# Компьютерные технологии > СОФТ (SOFT) >  СОЛО на клавиатуре

## IMPERIAL

*СОЛО на клавиатуре*
(Клавиатурный тренажер. Слепой метод печати)



Официальный сайт *|* Форум *|* Официалная страница загрузки

*Последняя версия:* 9.0.*3* (29 апреля 2009 г.)


*Описание*
«Соло на клавиатуре» — клавиатурный тренажер. Дружественный интерфейс, хорошо подобранные задания помогут вам быстро научиться набирать, используя слепой десятипальцевый метод. С помощью «Соло на клавиатуре» за несколько дней можно не только научиться быстро набирать, но и пройти школу психотренинга.

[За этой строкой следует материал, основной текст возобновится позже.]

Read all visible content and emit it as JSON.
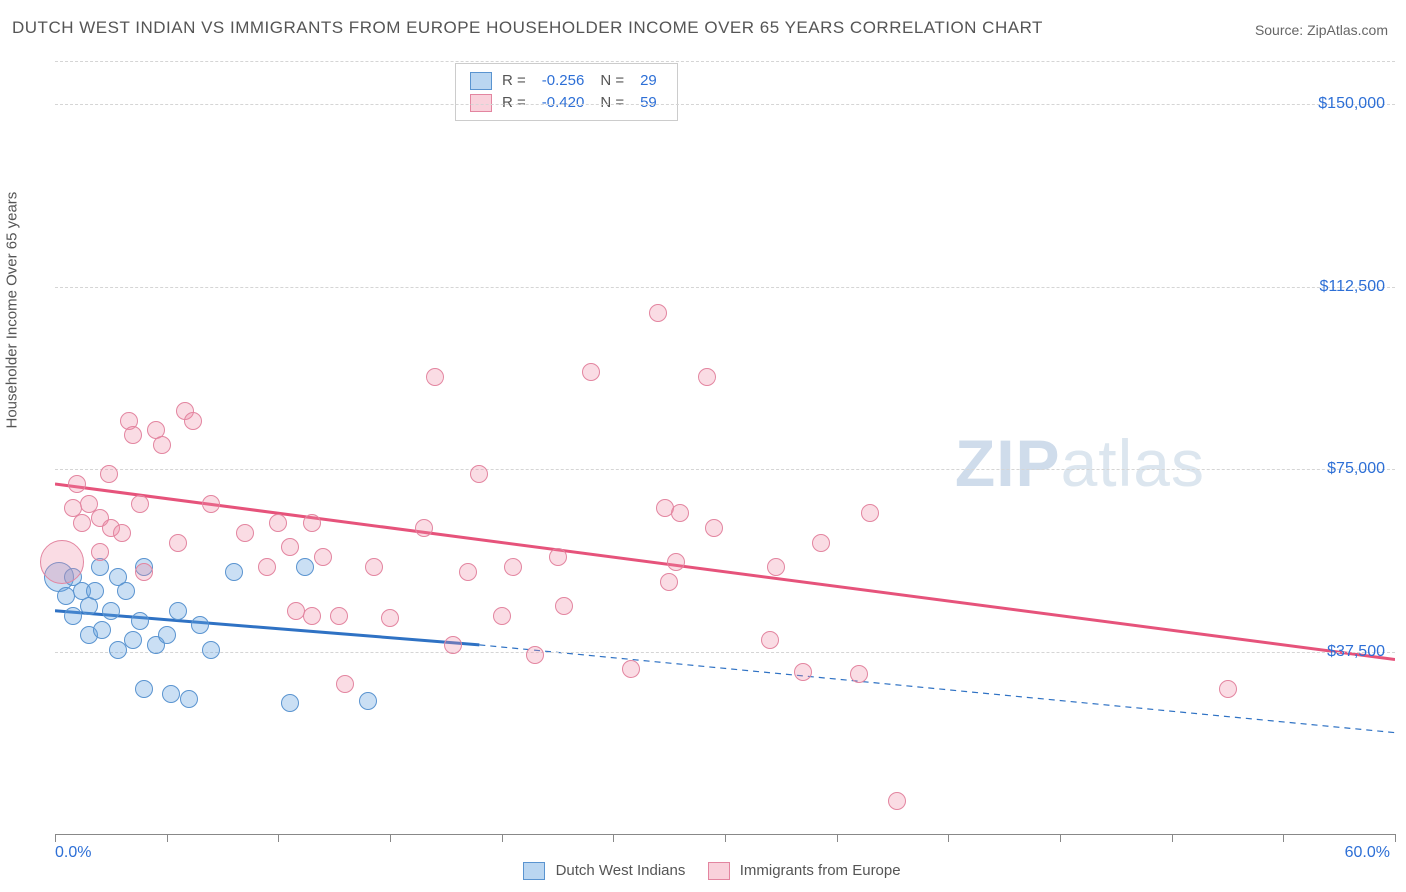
{
  "title": "DUTCH WEST INDIAN VS IMMIGRANTS FROM EUROPE HOUSEHOLDER INCOME OVER 65 YEARS CORRELATION CHART",
  "source": "Source: ZipAtlas.com",
  "ylabel": "Householder Income Over 65 years",
  "watermark_zip": "ZIP",
  "watermark_atlas": "atlas",
  "chart": {
    "type": "scatter",
    "xlim": [
      0,
      60
    ],
    "ylim": [
      0,
      160000
    ],
    "xtick_labels": {
      "0": "0.0%",
      "60": "60.0%"
    },
    "ytick_values": [
      37500,
      75000,
      112500,
      150000
    ],
    "ytick_labels": [
      "$37,500",
      "$75,000",
      "$112,500",
      "$150,000"
    ],
    "gridline_color": "#d5d5d5",
    "background_color": "#ffffff",
    "axis_color": "#888888",
    "tick_label_color": "#2d6fd6",
    "point_radius": 9,
    "trend_line_width": 3
  },
  "series": [
    {
      "name": "Dutch West Indians",
      "color_fill": "rgba(103,164,224,0.35)",
      "color_stroke": "#5a94d0",
      "line_color": "#2f72c4",
      "R": "-0.256",
      "N": "29",
      "trend": {
        "x1": 0,
        "y1": 46000,
        "x2_solid": 19,
        "y2_solid": 39000,
        "x2_dash": 60,
        "y2_dash": 21000
      },
      "points": [
        {
          "x": 0.2,
          "y": 53000,
          "r": 15
        },
        {
          "x": 0.5,
          "y": 49000
        },
        {
          "x": 0.8,
          "y": 45000
        },
        {
          "x": 0.8,
          "y": 53000
        },
        {
          "x": 1.2,
          "y": 50000
        },
        {
          "x": 1.5,
          "y": 41000
        },
        {
          "x": 1.5,
          "y": 47000
        },
        {
          "x": 1.8,
          "y": 50000
        },
        {
          "x": 2.1,
          "y": 42000
        },
        {
          "x": 2.0,
          "y": 55000
        },
        {
          "x": 2.5,
          "y": 46000
        },
        {
          "x": 2.8,
          "y": 53000
        },
        {
          "x": 2.8,
          "y": 38000
        },
        {
          "x": 3.2,
          "y": 50000
        },
        {
          "x": 3.5,
          "y": 40000
        },
        {
          "x": 3.8,
          "y": 44000
        },
        {
          "x": 4.0,
          "y": 55000
        },
        {
          "x": 4.0,
          "y": 30000
        },
        {
          "x": 4.5,
          "y": 39000
        },
        {
          "x": 5.0,
          "y": 41000
        },
        {
          "x": 5.2,
          "y": 29000
        },
        {
          "x": 5.5,
          "y": 46000
        },
        {
          "x": 6.0,
          "y": 28000
        },
        {
          "x": 6.5,
          "y": 43000
        },
        {
          "x": 7.0,
          "y": 38000
        },
        {
          "x": 8.0,
          "y": 54000
        },
        {
          "x": 10.5,
          "y": 27000
        },
        {
          "x": 11.2,
          "y": 55000
        },
        {
          "x": 14.0,
          "y": 27500
        }
      ]
    },
    {
      "name": "Immigrants from Europe",
      "color_fill": "rgba(240,140,165,0.30)",
      "color_stroke": "#e385a0",
      "line_color": "#e6537b",
      "R": "-0.420",
      "N": "59",
      "trend": {
        "x1": 0,
        "y1": 72000,
        "x2_solid": 60,
        "y2_solid": 36000,
        "x2_dash": 60,
        "y2_dash": 36000
      },
      "points": [
        {
          "x": 0.3,
          "y": 56000,
          "r": 22
        },
        {
          "x": 0.8,
          "y": 67000
        },
        {
          "x": 1.0,
          "y": 72000
        },
        {
          "x": 1.2,
          "y": 64000
        },
        {
          "x": 1.5,
          "y": 68000
        },
        {
          "x": 2.0,
          "y": 65000
        },
        {
          "x": 2.0,
          "y": 58000
        },
        {
          "x": 2.4,
          "y": 74000
        },
        {
          "x": 2.5,
          "y": 63000
        },
        {
          "x": 3.0,
          "y": 62000
        },
        {
          "x": 3.3,
          "y": 85000
        },
        {
          "x": 3.5,
          "y": 82000
        },
        {
          "x": 3.8,
          "y": 68000
        },
        {
          "x": 4.5,
          "y": 83000
        },
        {
          "x": 4.8,
          "y": 80000
        },
        {
          "x": 4.0,
          "y": 54000
        },
        {
          "x": 5.5,
          "y": 60000
        },
        {
          "x": 5.8,
          "y": 87000
        },
        {
          "x": 6.2,
          "y": 85000
        },
        {
          "x": 7.0,
          "y": 68000
        },
        {
          "x": 8.5,
          "y": 62000
        },
        {
          "x": 9.5,
          "y": 55000
        },
        {
          "x": 10.0,
          "y": 64000
        },
        {
          "x": 10.5,
          "y": 59000
        },
        {
          "x": 10.8,
          "y": 46000
        },
        {
          "x": 11.5,
          "y": 64000
        },
        {
          "x": 11.5,
          "y": 45000
        },
        {
          "x": 12.0,
          "y": 57000
        },
        {
          "x": 12.7,
          "y": 45000
        },
        {
          "x": 13.0,
          "y": 31000
        },
        {
          "x": 14.3,
          "y": 55000
        },
        {
          "x": 15.0,
          "y": 44500
        },
        {
          "x": 16.5,
          "y": 63000
        },
        {
          "x": 17.0,
          "y": 94000
        },
        {
          "x": 17.8,
          "y": 39000
        },
        {
          "x": 18.5,
          "y": 54000
        },
        {
          "x": 19.0,
          "y": 74000
        },
        {
          "x": 20.0,
          "y": 45000
        },
        {
          "x": 20.5,
          "y": 55000
        },
        {
          "x": 21.5,
          "y": 37000
        },
        {
          "x": 22.5,
          "y": 57000
        },
        {
          "x": 22.8,
          "y": 47000
        },
        {
          "x": 24.0,
          "y": 95000
        },
        {
          "x": 25.8,
          "y": 34000
        },
        {
          "x": 27.0,
          "y": 107000
        },
        {
          "x": 27.3,
          "y": 67000
        },
        {
          "x": 27.5,
          "y": 52000
        },
        {
          "x": 27.8,
          "y": 56000
        },
        {
          "x": 28.0,
          "y": 66000
        },
        {
          "x": 29.2,
          "y": 94000
        },
        {
          "x": 29.5,
          "y": 63000
        },
        {
          "x": 32.0,
          "y": 40000
        },
        {
          "x": 33.5,
          "y": 33500
        },
        {
          "x": 34.3,
          "y": 60000
        },
        {
          "x": 36.0,
          "y": 33000
        },
        {
          "x": 36.5,
          "y": 66000
        },
        {
          "x": 37.7,
          "y": 7000
        },
        {
          "x": 52.5,
          "y": 30000
        },
        {
          "x": 32.3,
          "y": 55000
        }
      ]
    }
  ],
  "legend": {
    "series1_label": "Dutch West Indians",
    "series2_label": "Immigrants from Europe",
    "R_label": "R =",
    "N_label": "N ="
  }
}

Автор курса «Соло на клавиатуре» — тонкий психолог и опытный преподаватель. Пройдя это курс, вы научитесь набирать легко и радостно, испытывая при этом удовольствие, получите навык, который поможет вам в работе.

----------


## sairet

клавиатурный тренажёр
позволяет за сравнительно короткое время научиться слепому методу печати на клавиатуре

http://depositfiles.com/files/harlnnha8

----------


## Burelom

не знаю как там другие программы, но Соло самая лучшая... прошел два курса: русский и английский.... создателям благодарен от души... (буду дальше пиратщину скачивать).... А кто там плачется, что 300 раз начинали и сразу же бросали, это уже не в программе глюки. Это личные качества.... мне тоже было тяжело... первый курс (русский) прошел за 3 месяца (а повелся на рекламу.... "курс за две недели"), а английскую раскладу осилил всего за полторы недели !!!! ВСЕ НОРМАЛЬНО !!! Удачи...

----------


## kostromin63

Научился набирать не глядя на клавиатуру месяца за 3 на русском(сын 12 лет за две недели). Через пол года набор на английском сам пошел( английский язык не знаю и ни когда не изучал). Огромная благодарность авторам!!!

----------


## zabava

Согласна с выше сказанным. Очень хорошая программа.

----------


## Tanyaba

Добрый день! Можно ссылку на вылеченную "Соло на клавиатуре"?

П.С. Ссылка в ветке выше нерабочая :-(

----------


## Tanyaba

Добрый день! Можно ссылку на вылеченную "Соло на клавиатуре"?

П.С. Ссылка в ветке выше нерабочая :-(

----------